One of the things that helped me keep it together at all through all this was I still believed in our scrappy little consultancy despite the fact we were growing beyond the original core. I knew the team had my back and despite some changes and being part of the wider Group I was proud of the culture we’d built and I knew if I could get some space they’d support me long enough for me to put myself together again.

Then it was announced that most of the Group companies were going to merge into one massive consultancy. I literally started drafting my resignation during the Zoom All-Hands where it was announced. All I could see was a future of disruption and distraction. While I believed it was probably the best thing for the business(es) I could not see a path to the Good Place for myself.

So I left – I was talked out of resigning and instead took a sabbatical that ended up permanent when we couldn’t agree on a role for my return. This was probably the best thing that could have happened to be honest as I was on auto-pilot again regarding my return and it forced me to look much harder at my recent patterns and make some big decisions about what I really wanted to do.

Because here is the thing – I really struggled at times but I definitely got blinded by the money a bit! My salary was never less than great and towards the end it was great. I also lucked out with the timing of my share options as well…and all of that is what allowed me to take the time to recover and then accept a job that was exactly the right shape for me – that all those hard earned lessons from consulting help me do.

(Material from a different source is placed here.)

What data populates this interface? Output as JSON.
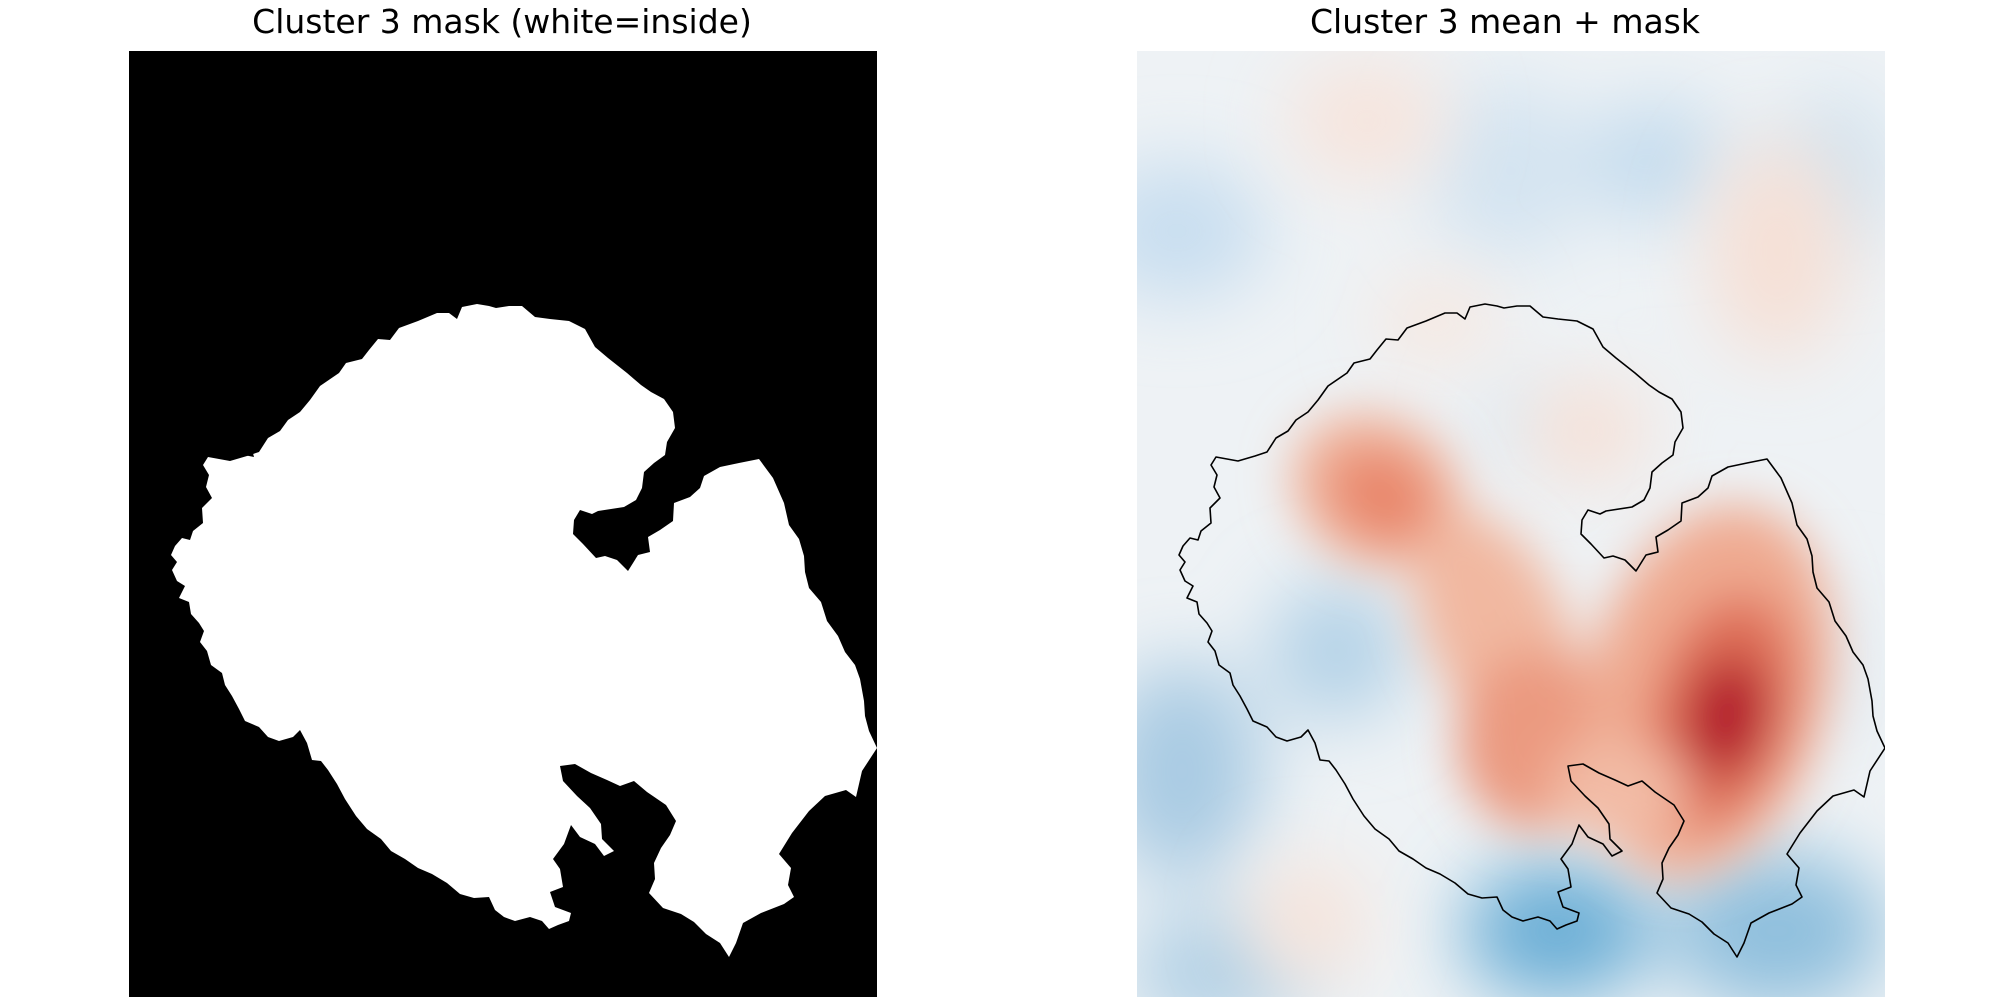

So I don’t regret it – but I suspect needing to take a year to recover means it wasn’t quite the right long-term fit!

2 responses to “Consulting crushed me”

  1. Thanks for sharing your story Matt. We met briefly when you worked at Defra, quite a few years ago now!

    I’m about to embark on a slightly different journey leaving the Civil Service after 23 years to become an independent contractor. Any advice you might have on your experience of working with independent contractors would be greatly appreciated.